The very same pols who ante up big bucks to put their message ads in front of the public are getting paid big bucks to put their faces and voices on television and radio.

Politicians have always looked for novel avenues to reach an audience, notes John McNulty, a political scientist at the State University of New York in Binghamton. Richard Nixon gamely challenged the “Laugh-In” crew to “Sock it to me” in 1968. And, he points out, Ronald Reagan took to a daily radio show in between his stints as governor and president. The expansion of this ego-drive to the mass media in a cable universe of hundreds of channels, not to mention the Internet and “an obviously partisan broadcast network on Fox,” is what he calls the 21st-century version of politicians' timeless need to never be forgotten.

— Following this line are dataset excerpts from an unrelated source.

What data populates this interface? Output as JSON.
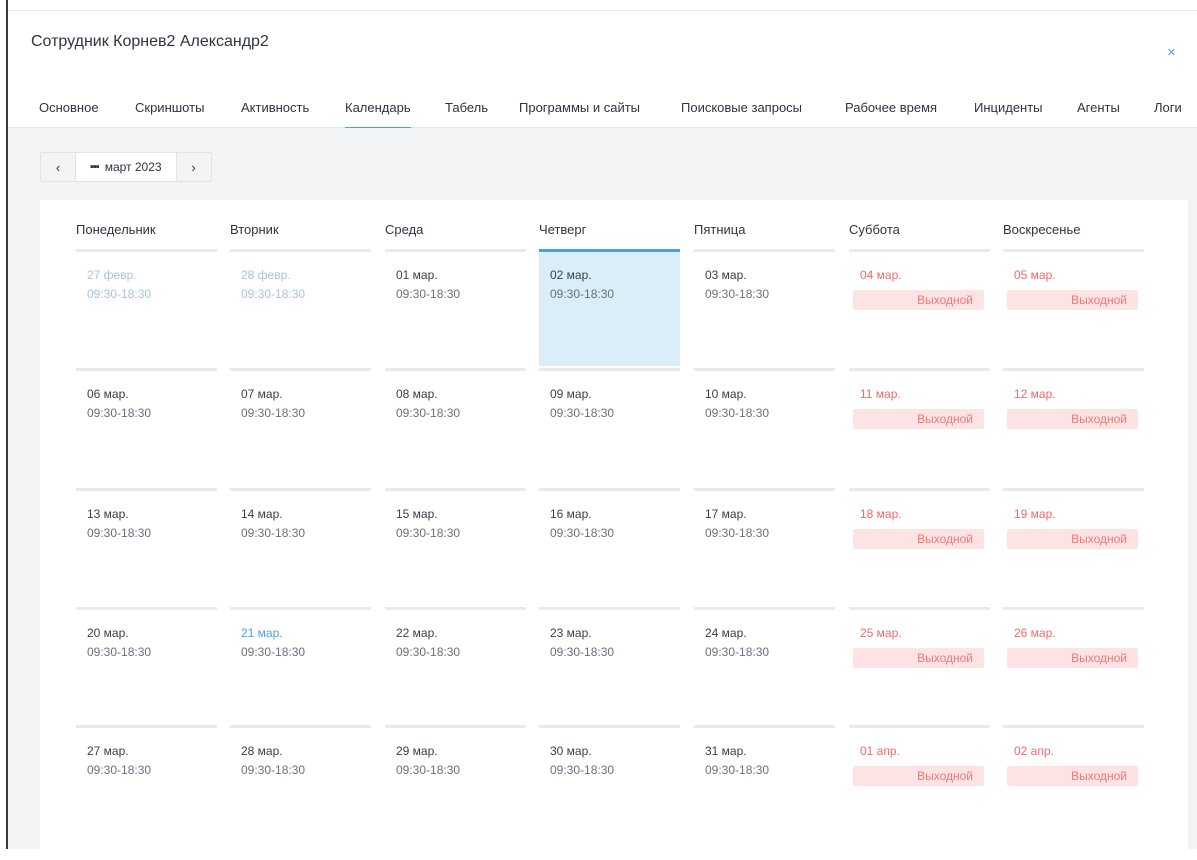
{
  "window": {
    "title": "Сотрудник Корнев2 Александр2",
    "close_symbol": "×"
  },
  "tabs": [
    {
      "label": "Основное"
    },
    {
      "label": "Скриншоты"
    },
    {
      "label": "Активность"
    },
    {
      "label": "Календарь",
      "active": true
    },
    {
      "label": "Табель"
    },
    {
      "label": "Программы и сайты"
    },
    {
      "label": "Поисковые запросы"
    },
    {
      "label": "Рабочее время"
    },
    {
      "label": "Инциденты"
    },
    {
      "label": "Агенты"
    },
    {
      "label": "Логи"
    }
  ],
  "month_nav": {
    "prev": "‹",
    "next": "›",
    "icon": "calendar-icon",
    "label": "март 2023"
  },
  "weekdays": [
    "Понедельник",
    "Вторник",
    "Среда",
    "Четверг",
    "Пятница",
    "Суббота",
    "Воскресенье"
  ],
  "dayoff_label": "Выходной",
  "weeks": [
    [
      {
        "date": "27 февр.",
        "hours": "09:30-18:30",
        "state": "faded"
      },
      {
        "date": "28 февр.",
        "hours": "09:30-18:30",
        "state": "faded"
      },
      {
        "date": "01 мар.",
        "hours": "09:30-18:30"
      },
      {
        "date": "02 мар.",
        "hours": "09:30-18:30",
        "state": "today"
      },
      {
        "date": "03 мар.",
        "hours": "09:30-18:30"
      },
      {
        "date": "04 мар.",
        "state": "weekend"
      },
      {
        "date": "05 мар.",
        "state": "weekend"
      }
    ],
    [
      {
        "date": "06 мар.",
        "hours": "09:30-18:30"
      },
      {
        "date": "07 мар.",
        "hours": "09:30-18:30"
      },
      {
        "date": "08 мар.",
        "hours": "09:30-18:30"
      },
      {
        "date": "09 мар.",
        "hours": "09:30-18:30"
      },
      {
        "date": "10 мар.",
        "hours": "09:30-18:30"
      },
      {
        "date": "11 мар.",
        "state": "weekend"
      },
      {
        "date": "12 мар.",
        "state": "weekend"
      }
    ],
    [
      {
        "date": "13 мар.",
        "hours": "09:30-18:30"
      },
      {
        "date": "14 мар.",
        "hours": "09:30-18:30"
      },
      {
        "date": "15 мар.",
        "hours": "09:30-18:30"
      },
      {
        "date": "16 мар.",
        "hours": "09:30-18:30"
      },
      {
        "date": "17 мар.",
        "hours": "09:30-18:30"
      },
      {
        "date": "18 мар.",
        "state": "weekend"
      },
      {
        "date": "19 мар.",
        "state": "weekend"
      }
    ],
    [
      {
        "date": "20 мар.",
        "hours": "09:30-18:30"
      },
      {
        "date": "21 мар.",
        "hours": "09:30-18:30",
        "state": "current"
      },
      {
        "date": "22 мар.",
        "hours": "09:30-18:30"
      },
      {
        "date": "23 мар.",
        "hours": "09:30-18:30"
      },
      {
        "date": "24 мар.",
        "hours": "09:30-18:30"
      },
      {
        "date": "25 мар.",
        "state": "weekend"
      },
      {
        "date": "26 мар.",
        "state": "weekend"
      }
    ],
    [
      {
        "date": "27 мар.",
        "hours": "09:30-18:30"
      },
      {
        "date": "28 мар.",
        "hours": "09:30-18:30"
      },
      {
        "date": "29 мар.",
        "hours": "09:30-18:30"
      },
      {
        "date": "30 мар.",
        "hours": "09:30-18:30"
      },
      {
        "date": "31 мар.",
        "hours": "09:30-18:30"
      },
      {
        "date": "01 апр.",
        "state": "weekend"
      },
      {
        "date": "02 апр.",
        "state": "weekend"
      }
    ]
  ],
  "colors": {
    "accent": "#4aa3e0",
    "today_bg": "#daeefa",
    "weekend_text": "#f06a6a",
    "dayoff_bg": "#fde3e3"
  }
}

The move has some very obvious upsides and downsides, both for the politicians and the public. For the undeclared candidates, says Johnson, having a platform to define an image “on your own terms” has a great advantage over messier venues such as town hall meetings or press conferences, where reporters can challenge positions and policies.

Blurring of lines

But, says former New York State Assemblyman Jerry Kremer, constant exposure opens even the most well-groomed public figure to the possibility of a career-killing faux pas. And beyond that, he adds, “people don’t like to have politicians in their face all the time,” he says, adding, “it gets annoying, and they just tune them out.”

Steffen Schmidt, a poltical scientist at Iowa State University in Ames, says the issue of the politicians' control over their media exposure doesn’t worry him. There are too many pesky bloggers and online forums to take on the politicians once they actually declare. The bigger concern, he says is the total blurring of lines for the public’s understanding of what message is actually being delivered.

“It will be harder than ever for the general public to know when someone is setting up for a political run for something or actually analyzing,” he says, adding that “most people don’t know how to sort that out. Analysis, entertainment, news, and political ambition will become one.”